I had a boyfriend but things are a little rocky right now.

See that is the problem when you settle for a boyfriend instead of a husband.  It is a lot easier to walk away when the going gets tough.  Well maybe not, but anyways my cancer family is here with me.

The one problem that I see for today is that I took out some meat from the freezer to cook for dinner and the meat will probably spoil.  Whatever, so much for eating healthy tonight.  I can’t worry about it.

I started talking with this mom next to me and her daughter was in the back getting treatment.  The daughter has stage 4 cancer and is only in her 20’s.

I bet she would give anything to switch places with me.  So I am not afraid.  I will go in the room with the machine and take my treatment like a trooper.

The Farmer’s market in Prospect Park

7 Sep

Ahhh.  Finally its the weekend.  I get two glorious days where I don’t have to go to the hospital for treatment.  Two days where I don’t have to think about the cancer except for the neuropathy in my legs and feet.

I decide to go for my morning 5k walk through Prospect Park.  I have to keep my legs moving.  It helps with the neuropathy in my feet that I have developed as a side effect from the chemo. With a positive attitude and my Farmers Market Coins in my pocket, I start selecting veggies to make my green smoothie.

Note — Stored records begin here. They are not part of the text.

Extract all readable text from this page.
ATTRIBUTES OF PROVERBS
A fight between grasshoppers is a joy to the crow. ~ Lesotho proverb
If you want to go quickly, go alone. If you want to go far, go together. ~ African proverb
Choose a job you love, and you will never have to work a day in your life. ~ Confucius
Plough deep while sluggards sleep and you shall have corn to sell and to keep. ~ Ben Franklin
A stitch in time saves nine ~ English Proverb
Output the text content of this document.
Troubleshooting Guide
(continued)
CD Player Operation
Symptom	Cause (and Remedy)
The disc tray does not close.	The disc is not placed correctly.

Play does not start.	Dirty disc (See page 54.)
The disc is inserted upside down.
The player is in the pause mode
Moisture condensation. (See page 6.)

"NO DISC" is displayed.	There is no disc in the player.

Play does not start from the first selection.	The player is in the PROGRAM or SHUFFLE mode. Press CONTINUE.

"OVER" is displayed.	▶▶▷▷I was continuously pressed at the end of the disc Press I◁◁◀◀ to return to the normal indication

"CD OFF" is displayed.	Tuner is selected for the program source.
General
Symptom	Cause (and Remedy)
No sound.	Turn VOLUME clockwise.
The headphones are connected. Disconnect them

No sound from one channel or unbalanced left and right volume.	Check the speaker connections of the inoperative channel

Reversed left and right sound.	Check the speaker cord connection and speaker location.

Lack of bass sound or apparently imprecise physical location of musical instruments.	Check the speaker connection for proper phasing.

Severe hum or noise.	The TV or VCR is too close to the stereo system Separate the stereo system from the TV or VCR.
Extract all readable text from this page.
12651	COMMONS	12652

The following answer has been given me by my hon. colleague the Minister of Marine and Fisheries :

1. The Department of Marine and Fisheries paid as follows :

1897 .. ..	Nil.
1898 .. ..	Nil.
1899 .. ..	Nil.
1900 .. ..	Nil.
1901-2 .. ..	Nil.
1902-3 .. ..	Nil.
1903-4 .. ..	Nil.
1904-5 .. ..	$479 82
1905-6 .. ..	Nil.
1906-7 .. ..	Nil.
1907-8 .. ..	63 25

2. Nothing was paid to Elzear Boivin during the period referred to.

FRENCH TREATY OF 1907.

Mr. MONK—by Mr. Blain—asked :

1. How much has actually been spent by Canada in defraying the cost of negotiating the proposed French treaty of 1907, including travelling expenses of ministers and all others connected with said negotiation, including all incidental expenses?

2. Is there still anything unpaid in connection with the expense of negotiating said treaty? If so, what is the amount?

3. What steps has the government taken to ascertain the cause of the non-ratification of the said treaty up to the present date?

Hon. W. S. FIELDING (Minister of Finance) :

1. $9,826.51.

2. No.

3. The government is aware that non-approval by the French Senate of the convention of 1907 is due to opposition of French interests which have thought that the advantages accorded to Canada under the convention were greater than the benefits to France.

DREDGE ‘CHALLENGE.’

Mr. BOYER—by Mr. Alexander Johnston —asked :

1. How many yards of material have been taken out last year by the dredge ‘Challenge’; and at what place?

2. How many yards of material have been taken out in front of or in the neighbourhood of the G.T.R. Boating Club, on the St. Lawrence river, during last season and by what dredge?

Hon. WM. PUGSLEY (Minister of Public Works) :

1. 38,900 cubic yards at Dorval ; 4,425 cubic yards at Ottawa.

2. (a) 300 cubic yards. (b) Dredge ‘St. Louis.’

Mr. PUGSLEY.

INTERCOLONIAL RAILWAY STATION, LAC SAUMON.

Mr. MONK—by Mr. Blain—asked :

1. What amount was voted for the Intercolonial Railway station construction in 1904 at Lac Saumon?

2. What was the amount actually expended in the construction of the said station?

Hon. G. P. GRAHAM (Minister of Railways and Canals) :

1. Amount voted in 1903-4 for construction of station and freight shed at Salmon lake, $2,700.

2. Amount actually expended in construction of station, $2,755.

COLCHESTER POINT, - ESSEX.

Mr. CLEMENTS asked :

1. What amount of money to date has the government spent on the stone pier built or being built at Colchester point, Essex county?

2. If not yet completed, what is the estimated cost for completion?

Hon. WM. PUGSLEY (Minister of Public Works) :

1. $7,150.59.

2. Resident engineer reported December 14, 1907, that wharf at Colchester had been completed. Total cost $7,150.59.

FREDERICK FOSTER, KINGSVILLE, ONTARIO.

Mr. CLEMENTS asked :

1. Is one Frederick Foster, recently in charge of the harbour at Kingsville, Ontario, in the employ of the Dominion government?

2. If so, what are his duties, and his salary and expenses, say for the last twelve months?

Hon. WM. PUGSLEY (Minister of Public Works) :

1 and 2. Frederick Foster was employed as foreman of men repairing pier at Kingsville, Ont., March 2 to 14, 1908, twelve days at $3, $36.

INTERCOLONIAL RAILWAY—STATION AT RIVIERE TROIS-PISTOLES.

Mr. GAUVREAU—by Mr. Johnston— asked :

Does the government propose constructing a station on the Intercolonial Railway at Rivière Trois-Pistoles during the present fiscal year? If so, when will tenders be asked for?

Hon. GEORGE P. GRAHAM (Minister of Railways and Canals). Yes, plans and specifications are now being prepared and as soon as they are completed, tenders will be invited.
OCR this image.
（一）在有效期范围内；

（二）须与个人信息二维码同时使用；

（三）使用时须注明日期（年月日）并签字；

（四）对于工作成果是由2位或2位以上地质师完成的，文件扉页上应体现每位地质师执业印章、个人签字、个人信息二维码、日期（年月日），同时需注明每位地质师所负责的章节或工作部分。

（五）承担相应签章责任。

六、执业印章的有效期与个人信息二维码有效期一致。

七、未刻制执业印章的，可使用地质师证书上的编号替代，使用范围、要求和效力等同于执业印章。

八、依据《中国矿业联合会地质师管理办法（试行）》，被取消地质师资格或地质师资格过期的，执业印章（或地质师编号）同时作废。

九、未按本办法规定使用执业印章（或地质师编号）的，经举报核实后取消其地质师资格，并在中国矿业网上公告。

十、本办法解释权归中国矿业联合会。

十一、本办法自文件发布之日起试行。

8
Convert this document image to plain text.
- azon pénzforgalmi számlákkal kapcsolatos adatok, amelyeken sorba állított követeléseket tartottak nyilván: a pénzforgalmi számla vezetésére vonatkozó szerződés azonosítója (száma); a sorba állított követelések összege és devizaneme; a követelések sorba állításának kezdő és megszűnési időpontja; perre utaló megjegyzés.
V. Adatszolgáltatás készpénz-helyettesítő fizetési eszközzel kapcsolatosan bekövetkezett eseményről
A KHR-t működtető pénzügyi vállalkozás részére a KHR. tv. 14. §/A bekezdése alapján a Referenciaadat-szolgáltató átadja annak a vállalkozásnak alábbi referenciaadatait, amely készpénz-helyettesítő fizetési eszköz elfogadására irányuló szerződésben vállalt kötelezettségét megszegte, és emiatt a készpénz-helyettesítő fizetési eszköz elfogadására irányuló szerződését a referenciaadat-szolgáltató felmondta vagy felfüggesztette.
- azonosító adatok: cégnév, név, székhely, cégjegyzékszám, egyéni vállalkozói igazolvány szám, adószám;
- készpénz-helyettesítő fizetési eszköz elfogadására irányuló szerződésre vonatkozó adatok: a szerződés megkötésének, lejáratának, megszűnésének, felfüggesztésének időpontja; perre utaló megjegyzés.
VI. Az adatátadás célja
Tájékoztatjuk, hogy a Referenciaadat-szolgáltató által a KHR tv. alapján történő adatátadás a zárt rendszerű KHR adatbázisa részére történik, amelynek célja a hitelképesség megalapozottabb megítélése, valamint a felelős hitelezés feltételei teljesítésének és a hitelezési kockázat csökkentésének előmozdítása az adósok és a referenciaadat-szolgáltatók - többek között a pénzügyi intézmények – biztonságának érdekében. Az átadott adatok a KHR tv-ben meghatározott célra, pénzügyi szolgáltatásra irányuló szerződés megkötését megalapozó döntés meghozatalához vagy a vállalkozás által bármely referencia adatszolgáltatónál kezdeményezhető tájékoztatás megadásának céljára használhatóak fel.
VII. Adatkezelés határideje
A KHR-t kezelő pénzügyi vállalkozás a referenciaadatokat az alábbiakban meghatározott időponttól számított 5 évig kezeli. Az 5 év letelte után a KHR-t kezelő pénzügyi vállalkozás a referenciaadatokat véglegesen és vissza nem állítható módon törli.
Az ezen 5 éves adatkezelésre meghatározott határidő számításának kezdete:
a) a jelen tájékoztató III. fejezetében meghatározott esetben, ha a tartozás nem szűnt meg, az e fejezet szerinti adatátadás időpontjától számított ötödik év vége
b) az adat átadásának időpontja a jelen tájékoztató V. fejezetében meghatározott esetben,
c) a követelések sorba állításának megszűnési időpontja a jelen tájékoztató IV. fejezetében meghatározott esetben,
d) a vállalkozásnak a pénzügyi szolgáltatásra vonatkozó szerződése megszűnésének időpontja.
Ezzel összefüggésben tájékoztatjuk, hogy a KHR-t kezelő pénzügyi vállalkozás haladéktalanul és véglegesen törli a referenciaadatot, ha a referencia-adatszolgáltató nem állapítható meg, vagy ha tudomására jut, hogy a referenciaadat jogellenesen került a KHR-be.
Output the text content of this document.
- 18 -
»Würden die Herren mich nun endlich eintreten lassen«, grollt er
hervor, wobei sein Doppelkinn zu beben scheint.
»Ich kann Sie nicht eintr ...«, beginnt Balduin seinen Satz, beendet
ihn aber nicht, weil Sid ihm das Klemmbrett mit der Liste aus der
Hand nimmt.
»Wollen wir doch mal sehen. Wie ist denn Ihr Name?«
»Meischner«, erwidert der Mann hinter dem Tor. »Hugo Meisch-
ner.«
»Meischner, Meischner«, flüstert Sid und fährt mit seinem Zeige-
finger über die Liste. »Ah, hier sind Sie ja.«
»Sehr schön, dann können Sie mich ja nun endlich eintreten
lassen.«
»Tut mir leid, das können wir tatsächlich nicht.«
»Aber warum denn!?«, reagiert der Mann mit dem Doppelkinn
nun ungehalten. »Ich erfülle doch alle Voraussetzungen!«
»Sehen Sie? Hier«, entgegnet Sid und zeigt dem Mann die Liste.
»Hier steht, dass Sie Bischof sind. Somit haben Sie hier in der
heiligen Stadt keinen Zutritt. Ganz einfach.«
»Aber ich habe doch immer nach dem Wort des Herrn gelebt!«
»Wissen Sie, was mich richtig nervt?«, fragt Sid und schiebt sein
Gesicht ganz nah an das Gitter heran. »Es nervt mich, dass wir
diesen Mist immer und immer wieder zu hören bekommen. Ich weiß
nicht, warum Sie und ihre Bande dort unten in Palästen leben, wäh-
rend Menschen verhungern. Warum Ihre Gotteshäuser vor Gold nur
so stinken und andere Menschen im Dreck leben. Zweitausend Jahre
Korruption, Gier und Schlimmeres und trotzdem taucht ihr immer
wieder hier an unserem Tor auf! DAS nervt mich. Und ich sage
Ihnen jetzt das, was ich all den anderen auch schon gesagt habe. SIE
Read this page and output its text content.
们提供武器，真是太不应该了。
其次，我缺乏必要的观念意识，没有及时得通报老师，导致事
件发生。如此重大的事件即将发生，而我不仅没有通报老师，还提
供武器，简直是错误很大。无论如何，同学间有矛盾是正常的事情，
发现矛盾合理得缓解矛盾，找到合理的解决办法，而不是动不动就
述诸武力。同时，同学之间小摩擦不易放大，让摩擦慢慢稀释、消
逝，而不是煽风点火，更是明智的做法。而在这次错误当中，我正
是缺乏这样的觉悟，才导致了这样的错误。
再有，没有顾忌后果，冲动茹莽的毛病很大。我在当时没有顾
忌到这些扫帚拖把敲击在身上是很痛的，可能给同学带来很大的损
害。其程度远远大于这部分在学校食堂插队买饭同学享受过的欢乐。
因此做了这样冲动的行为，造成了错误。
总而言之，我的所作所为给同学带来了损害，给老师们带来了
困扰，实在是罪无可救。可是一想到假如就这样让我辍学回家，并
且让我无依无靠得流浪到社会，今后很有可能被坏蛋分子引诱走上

I continue my walk around the park, going slower than usual because of the tingling in my feet.  The doctor said that the side effect would go away in time….The more my feet tingle, the more I walk as if I could walk the neuropathy out of my body.  First I see one shirt.  On the back it says, “One Run.”  Suggesting there should be one run for all forms of cancer.  Then I see a 5k race starting.  I think to myself oh I would like to train to run a 5k race, get rid of the 20 pounds I gained from the steroids.  The runners also have shirts on, for ovarian cancer, which by the way could be a side effect of one of the meds that I have to take to keep my estrogen levels down.  It is a low percentage but it could happen.  I asked the doctor what would I do if that side effect occurred and I was told,  “Oh just take your uterus out,” like it is no big deal.  WTTTTTTTFUUUUUUCCCCCCCCKKKKKKKKK.

I take a short cut through the park to avoid the Ovarian Runners with tags on their shirt saying in memory of…. , or I am a 23 day survivor, or I am a 15 year survivor.  By the way the 23 day survivor had 10 times more hair than me and I stopped my chemo July 12th.  I wanted to chase here down and ask her her secret, but I didn’t think that was the appropriate time to do so.

It seems like no matter where I go, no matter what I do, I am constantly reminded of my cancer.

I don’t necessarily think that it is a always a bad thing, its just a thing thing.

Well on a happier note, I found my wig!